[Leetcode] Reverse Integer

[Leetcode] Reverse Integer

Reverse digits of an integer.

Example1: x = 123, return 321
Example2: x =-123, return-321

Click to show spoilers.

Have you thought about this?

Here are some good questions to ask before coding. Bonus points for you if you have already thought through this!

If the integer's last digit is 0, what shoshould the output be? Ie, cases such as 10,100.

Did you notice that the reversed integer might overflow? Assume the input is a 32-bit integer, then the reverse of 1000000003 overflows. How can you handle such cases?

For the purpose of this problem, assume that your function returns 0 when the reversed integer overflows.

Update (2014-11-10 ):

Test cases had been added to test the overflow behavior.

This question was updated in November 10 with a test case of Anti-transfer overflow. Therefore, we need to find this part of the number, and then kill it, and return 0.

The previous AC code is not updated here for you to familiarize yourself with your ideas.

class Solution {public:    int reverse(int x) {        int flag = (x > 0) ? 1:-1;        int y =abs(x);        int result = 0;        while(y){            result = result*10 + y%10;            y = y/10;        }        return flag*result;    }};

The idea is very simple. It is to add the last digit to the result and multiply it by 10. In this way, the highest bit of the original number is obtained and added to the result. The highest bit of the result is the lowest Bit of the original number.

But now the problem arises. If the reverse number of the original number overflows, it will be wrong.

Now, if the obtained reverse number is larger than INT_MAX, it will overflow, and this number will change in the memory, so it cannot be compared with the size of INT_MAX. So here is another way of thinking. Compare the result in the previous step with the size of INT_MAX/10. If the result in a step is larger than INT_MAX/10 and y> 0, the result will overflow.

This code is AC, but think about how many spies will come in. If there is a number, the result of the second flip result = INT_MAX/10, and the highest position y> INT_MAX % 10 will also overflow, so you may need to exclude this part.

In fact, this method is to install a patch on the original method, and there is no better solution.

Another one is that INT_MIN needs to be excluded.
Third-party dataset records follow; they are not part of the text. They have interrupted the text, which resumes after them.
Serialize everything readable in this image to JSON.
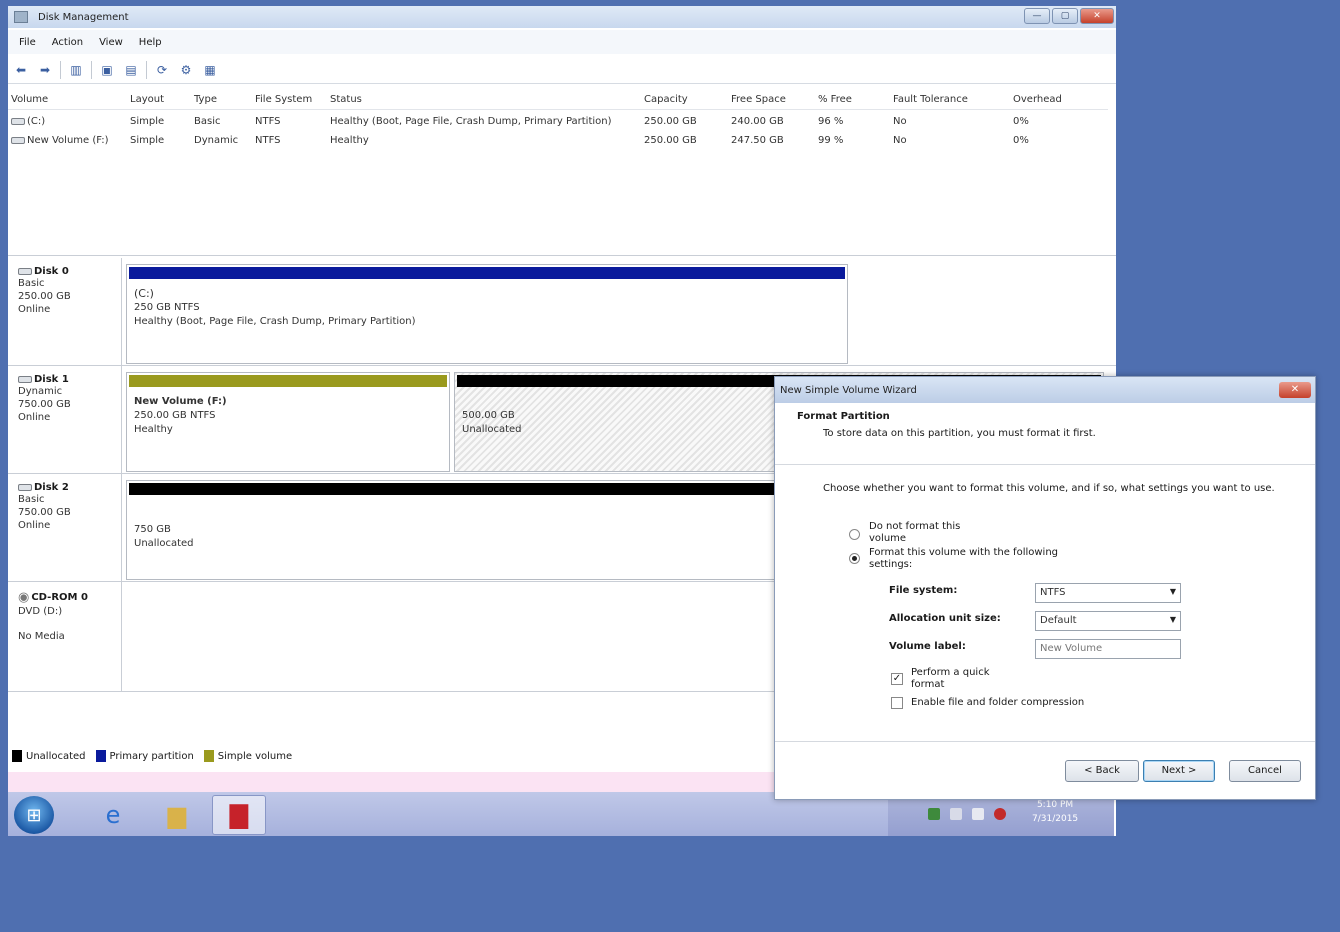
{
  "window": {
    "title": "Disk Management",
    "controls": [
      "minimize",
      "maximize",
      "close"
    ]
  },
  "menu": [
    "File",
    "Action",
    "View",
    "Help"
  ],
  "toolbar_icons": [
    "back-arrow-icon",
    "forward-arrow-icon",
    "console-tree-icon",
    "help-icon",
    "properties-icon",
    "refresh-icon",
    "settings-icon",
    "disk-icon"
  ],
  "volume_table": {
    "headers": [
      "Volume",
      "Layout",
      "Type",
      "File System",
      "Status",
      "Capacity",
      "Free Space",
      "% Free",
      "Fault Tolerance",
      "Overhead"
    ],
    "rows": [
      {
        "volume": "(C:)",
        "layout": "Simple",
        "type": "Basic",
        "fs": "NTFS",
        "status": "Healthy (Boot, Page File, Crash Dump, Primary Partition)",
        "capacity": "250.00 GB",
        "free": "240.00 GB",
        "pct": "96 %",
        "fault": "No",
        "overhead": "0%"
      },
      {
        "volume": "New Volume (F:)",
        "layout": "Simple",
        "type": "Dynamic",
        "fs": "NTFS",
        "status": "Healthy",
        "capacity": "250.00 GB",
        "free": "247.50 GB",
        "pct": "99 %",
        "fault": "No",
        "overhead": "0%"
      }
    ]
  },
  "disks": [
    {
      "name": "Disk 0",
      "type": "Basic",
      "size": "250.00 GB",
      "state": "Online",
      "partitions": [
        {
          "title": "(C:)",
          "line1": "250 GB NTFS",
          "line2": "Healthy (Boot, Page File, Crash Dump, Primary Partition)",
          "color": "#0a1a9c"
        }
      ]
    },
    {
      "name": "Disk 1",
      "type": "Dynamic",
      "size": "750.00 GB",
      "state": "Online",
      "partitions": [
        {
          "title": "New Volume (F:)",
          "line1": "250.00 GB NTFS",
          "line2": "Healthy",
          "color": "#9a9a1e"
        },
        {
          "title": "",
          "line1": "500.00 GB",
          "line2": "Unallocated",
          "color": "#000000"
        }
      ]
    },
    {
      "name": "Disk 2",
      "type": "Basic",
      "size": "750.00 GB",
      "state": "Online",
      "partitions": [
        {
          "title": "",
          "line1": "750 GB",
          "line2": "Unallocated",
          "color": "#000000"
        }
      ]
    },
    {
      "name": "CD-ROM 0",
      "type": "DVD (D:)",
      "size": "",
      "state": "No Media",
      "partitions": []
    }
  ],
  "legend": [
    {
      "label": "Unallocated",
      "color": "#000000"
    },
    {
      "label": "Primary partition",
      "color": "#0a1a9c"
    },
    {
      "label": "Simple volume",
      "color": "#9a9a1e"
    }
  ],
  "taskbar": {
    "apps": [
      "internet-explorer-icon",
      "explorer-folder-icon",
      "disk-management-toolbox-icon"
    ],
    "clock_time": "5:10 PM",
    "clock_date": "7/31/2015"
  },
  "wizard": {
    "title": "New Simple Volume Wizard",
    "heading": "Format Partition",
    "subheading": "To store data on this partition, you must format it first.",
    "intro": "Choose whether you want to format this volume, and if so, what settings you want to use.",
    "option_no_format": "Do not format this volume",
    "option_format": "Format this volume with the following settings:",
    "file_system_label": "File system:",
    "file_system_value": "NTFS",
    "alloc_label": "Allocation unit size:",
    "alloc_value": "Default",
    "volume_label_label": "Volume label:",
    "volume_label_value": "New Volume",
    "quick_format": "Perform a quick format",
    "compression": "Enable file and folder compression",
    "back": "< Back",
    "next": "Next >",
    "cancel": "Cancel"
  }
}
This product is 1 larger than INT_MAX after the absolute value is obtained, which directly overflows.

class Solution {public:    int reverse(int x) {        if(x == INT_MIN) return false;        int flag = (x > 0) ? 1:-1;        int y =abs(x);        int result = 0;        while(y){            result = result*10 + y%10;            y = y/10;            if(result>(INT_MAX/10)&&y > 0 || result==(INT_MAX/10)&&y>INT_MAX%10) return false;        }        return flag*result;    }};

I hope you can give me some suggestions. If you think of a better method, please let me know.